Pulitzer-prize winning biographer Stacy Schiff (pictured, via) has written about Antoine de Saint-Exupéry (French aviator), Vera Nabokov (wife/muse to Lolita author Vladimir Nabokov), Benjamin Franklin (American diplomat/inventor), and most recently, Cleopatra VII (the last queen/pharoah of Egypt).
We caught up with Schiff to learn more about what it takes to write biographies.

[ ... ]

Q: So much of your time is spent researching primary sources and historical documents; how much of a grain of salt do you carry with you as pour over these materials, especially when you encounter letters or diary entries which are subject to the biases of human memory?
A: A biographer should be skeptical by nature — perhaps nowhere more so than in interviews. But documents mislead and mangle too; the US intelligence reports on Saint-Exupery’s wartime activities in NYC are hilarious in their misapprehensions. Nearly all of the documents of the French foreign ministry written about the American Revolution were composed to mislead one party or another. The holy grail is the diary written not for posterity, but that its author never expected anyone to read. Vera Nabokov left a few pages that belong in that category; she began a notebook on Lolita’s triumph. Slowly more and more of Mrs. Nabokov crept into her pages. Joan Didion points out that her notebook entries consist of ‘what some would call lies’; ‘I always had trouble,’ she writes in On Keeping a Notebook, ‘distinguishing between what happened and what merely might have happened.’ What you’re in search of, as the biographer, is ‘that bundle of accident and incoherence that sits down to breakfast,’ as Yeats had it. It’s what we’d all prefer to forget about ourselves, the anti-Kodak moment.

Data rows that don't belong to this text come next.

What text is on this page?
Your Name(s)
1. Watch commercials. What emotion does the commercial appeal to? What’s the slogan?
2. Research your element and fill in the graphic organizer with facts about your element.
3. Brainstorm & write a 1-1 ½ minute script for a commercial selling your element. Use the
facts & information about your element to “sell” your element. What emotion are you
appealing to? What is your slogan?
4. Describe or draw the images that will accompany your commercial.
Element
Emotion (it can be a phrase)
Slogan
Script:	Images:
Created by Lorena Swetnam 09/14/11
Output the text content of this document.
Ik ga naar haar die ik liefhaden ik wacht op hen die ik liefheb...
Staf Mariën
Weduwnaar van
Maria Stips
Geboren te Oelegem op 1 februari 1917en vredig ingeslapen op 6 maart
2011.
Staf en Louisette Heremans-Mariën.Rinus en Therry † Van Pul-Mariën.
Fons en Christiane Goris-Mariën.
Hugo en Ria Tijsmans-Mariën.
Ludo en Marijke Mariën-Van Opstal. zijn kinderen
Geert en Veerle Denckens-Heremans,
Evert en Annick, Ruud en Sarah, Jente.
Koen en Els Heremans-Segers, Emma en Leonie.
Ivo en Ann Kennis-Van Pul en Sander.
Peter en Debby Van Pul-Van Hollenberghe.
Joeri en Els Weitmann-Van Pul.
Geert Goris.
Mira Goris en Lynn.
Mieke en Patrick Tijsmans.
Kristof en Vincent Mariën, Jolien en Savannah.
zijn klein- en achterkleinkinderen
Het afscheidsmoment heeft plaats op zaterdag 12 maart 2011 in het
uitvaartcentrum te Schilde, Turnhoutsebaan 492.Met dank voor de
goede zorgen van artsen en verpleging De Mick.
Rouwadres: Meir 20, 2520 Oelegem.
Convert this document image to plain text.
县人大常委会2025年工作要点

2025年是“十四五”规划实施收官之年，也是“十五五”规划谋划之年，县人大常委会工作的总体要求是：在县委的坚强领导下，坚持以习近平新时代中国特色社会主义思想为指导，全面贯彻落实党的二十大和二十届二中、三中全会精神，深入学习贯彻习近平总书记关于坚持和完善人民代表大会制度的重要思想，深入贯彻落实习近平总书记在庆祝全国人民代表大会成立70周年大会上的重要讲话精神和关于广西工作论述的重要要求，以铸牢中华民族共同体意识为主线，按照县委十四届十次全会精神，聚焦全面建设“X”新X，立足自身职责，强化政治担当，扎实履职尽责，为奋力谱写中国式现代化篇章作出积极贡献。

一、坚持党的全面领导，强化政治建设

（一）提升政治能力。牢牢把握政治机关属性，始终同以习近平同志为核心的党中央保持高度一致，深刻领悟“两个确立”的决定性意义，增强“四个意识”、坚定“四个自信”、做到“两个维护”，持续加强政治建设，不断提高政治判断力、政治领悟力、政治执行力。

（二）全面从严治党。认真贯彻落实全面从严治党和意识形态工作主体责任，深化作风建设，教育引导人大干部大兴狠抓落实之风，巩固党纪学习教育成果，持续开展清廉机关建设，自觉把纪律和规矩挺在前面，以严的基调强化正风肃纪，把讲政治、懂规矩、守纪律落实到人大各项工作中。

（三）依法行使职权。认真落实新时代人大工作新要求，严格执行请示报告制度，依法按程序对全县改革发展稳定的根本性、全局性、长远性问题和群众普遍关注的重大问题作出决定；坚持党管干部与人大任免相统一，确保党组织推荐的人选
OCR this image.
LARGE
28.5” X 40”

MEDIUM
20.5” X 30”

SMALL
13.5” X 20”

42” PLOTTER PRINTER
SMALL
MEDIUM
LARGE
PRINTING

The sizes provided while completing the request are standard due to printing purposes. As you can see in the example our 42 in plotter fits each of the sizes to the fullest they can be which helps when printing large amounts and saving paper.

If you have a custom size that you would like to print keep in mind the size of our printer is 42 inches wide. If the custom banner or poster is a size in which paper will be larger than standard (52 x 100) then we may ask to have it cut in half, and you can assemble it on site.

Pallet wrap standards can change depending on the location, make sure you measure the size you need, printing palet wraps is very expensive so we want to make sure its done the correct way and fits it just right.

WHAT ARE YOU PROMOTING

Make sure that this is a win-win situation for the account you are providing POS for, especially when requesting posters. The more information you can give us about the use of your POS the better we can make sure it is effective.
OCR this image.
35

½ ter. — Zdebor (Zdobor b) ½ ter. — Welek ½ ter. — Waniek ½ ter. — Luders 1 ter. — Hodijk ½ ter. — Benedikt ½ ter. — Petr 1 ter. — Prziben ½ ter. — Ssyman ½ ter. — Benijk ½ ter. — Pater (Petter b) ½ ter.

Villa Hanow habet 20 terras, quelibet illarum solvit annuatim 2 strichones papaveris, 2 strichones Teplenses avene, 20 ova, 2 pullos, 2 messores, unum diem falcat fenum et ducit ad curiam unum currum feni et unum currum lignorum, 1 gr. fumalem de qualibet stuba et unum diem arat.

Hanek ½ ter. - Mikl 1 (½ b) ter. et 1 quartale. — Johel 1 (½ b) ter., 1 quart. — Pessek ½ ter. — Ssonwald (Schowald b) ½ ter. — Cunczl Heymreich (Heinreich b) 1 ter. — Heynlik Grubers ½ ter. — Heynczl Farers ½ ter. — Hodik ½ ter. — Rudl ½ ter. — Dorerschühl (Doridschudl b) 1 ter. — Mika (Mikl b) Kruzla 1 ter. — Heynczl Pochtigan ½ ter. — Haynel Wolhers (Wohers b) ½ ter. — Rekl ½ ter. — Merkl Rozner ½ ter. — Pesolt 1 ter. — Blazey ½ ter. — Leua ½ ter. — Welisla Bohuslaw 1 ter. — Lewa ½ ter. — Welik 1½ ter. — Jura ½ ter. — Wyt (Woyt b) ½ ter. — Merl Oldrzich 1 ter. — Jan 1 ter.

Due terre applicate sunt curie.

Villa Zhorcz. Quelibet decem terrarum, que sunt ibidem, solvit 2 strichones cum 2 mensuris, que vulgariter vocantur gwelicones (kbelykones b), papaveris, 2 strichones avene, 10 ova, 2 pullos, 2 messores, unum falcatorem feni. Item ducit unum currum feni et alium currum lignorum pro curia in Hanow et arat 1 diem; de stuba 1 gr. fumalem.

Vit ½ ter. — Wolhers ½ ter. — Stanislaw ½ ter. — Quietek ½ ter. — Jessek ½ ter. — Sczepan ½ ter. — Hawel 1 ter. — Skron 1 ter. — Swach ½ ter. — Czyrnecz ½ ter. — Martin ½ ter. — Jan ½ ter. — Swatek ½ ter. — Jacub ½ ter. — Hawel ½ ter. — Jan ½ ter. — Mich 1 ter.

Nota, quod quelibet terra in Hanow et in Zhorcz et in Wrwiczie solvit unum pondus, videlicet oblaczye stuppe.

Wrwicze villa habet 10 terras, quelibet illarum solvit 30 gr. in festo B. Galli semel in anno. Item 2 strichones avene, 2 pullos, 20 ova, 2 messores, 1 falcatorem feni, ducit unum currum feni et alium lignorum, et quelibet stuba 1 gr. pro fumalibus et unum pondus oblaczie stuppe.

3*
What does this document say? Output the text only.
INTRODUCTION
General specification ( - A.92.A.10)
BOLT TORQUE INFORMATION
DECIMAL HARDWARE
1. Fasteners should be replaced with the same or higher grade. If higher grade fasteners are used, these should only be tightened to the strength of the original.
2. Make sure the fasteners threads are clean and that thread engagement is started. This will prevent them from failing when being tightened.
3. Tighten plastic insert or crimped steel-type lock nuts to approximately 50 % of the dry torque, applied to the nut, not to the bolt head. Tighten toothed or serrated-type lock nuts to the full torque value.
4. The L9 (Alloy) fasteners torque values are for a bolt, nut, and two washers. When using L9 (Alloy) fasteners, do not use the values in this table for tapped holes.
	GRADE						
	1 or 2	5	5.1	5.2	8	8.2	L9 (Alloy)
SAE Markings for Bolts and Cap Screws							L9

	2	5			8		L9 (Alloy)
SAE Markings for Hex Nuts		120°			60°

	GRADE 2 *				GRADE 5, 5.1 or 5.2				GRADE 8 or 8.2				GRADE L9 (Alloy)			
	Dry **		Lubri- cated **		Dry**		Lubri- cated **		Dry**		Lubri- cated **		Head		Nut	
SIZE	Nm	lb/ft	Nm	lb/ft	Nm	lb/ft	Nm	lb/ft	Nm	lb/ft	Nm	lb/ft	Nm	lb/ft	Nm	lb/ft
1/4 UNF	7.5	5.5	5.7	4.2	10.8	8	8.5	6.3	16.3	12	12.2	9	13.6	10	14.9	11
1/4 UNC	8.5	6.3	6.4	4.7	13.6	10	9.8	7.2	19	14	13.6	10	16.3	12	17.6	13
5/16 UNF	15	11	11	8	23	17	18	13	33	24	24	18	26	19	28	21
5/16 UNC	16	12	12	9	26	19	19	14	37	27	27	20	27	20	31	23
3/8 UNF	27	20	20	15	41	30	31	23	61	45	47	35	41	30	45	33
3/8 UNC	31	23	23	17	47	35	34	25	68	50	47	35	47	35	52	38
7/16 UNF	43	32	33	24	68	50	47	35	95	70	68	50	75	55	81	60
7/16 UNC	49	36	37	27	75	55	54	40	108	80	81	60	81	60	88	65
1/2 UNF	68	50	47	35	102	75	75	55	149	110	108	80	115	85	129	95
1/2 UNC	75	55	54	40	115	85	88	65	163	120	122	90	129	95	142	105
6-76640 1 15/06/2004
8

Q: You’ve said in talks that biography is a like ‘gossip with footnotes’; can you elaborate more about what readers of the genre should expect?
A: I like to think that a great biography illuminates a slice of history through an individual temperament and at the same time does something of the reverse. You really want the life and times; even with a Twain or a Wilde the voice alone wouldn’t justify the volume. That Vladimir Nabokov should wind up as a master stylist of the English language is wildly improbable. Historical events play as great a role in that story as does artistic genius.

Q: What advice can you offer for biography writers?
A: Leave a great deal on the cutting room floor. (Lytton Strachey talks about lowering the little biographer’s bucket into the great ocean of material. Allow a lot to slop over the edge.) Talk to everyone who knew your subject in any context. Keep your subject front and center — and in trouble whenever possible. We want always to know what he’s thinking. It will take a year longer than you think. And people really will forgive you if you misdate your checks — with the wrong century.

Q: What’s next for you in terms of writing projects? Is there anybody in particular on your biography wishlist?
A: With Cleopatra I wanted to do something very different formally speaking; I had no model this time around, as I have always had in the past. (Alan Judd‘s Ford Madox Ford; Justin Kaplan‘s Mr Clemens & Mark Twain; James Mellow‘s Charmed Circle; Richard Ellman‘s Oscar Wilde have variously served that purpose). I fear I might want to do so again, rather than to write another traditional biography. Please stop me now.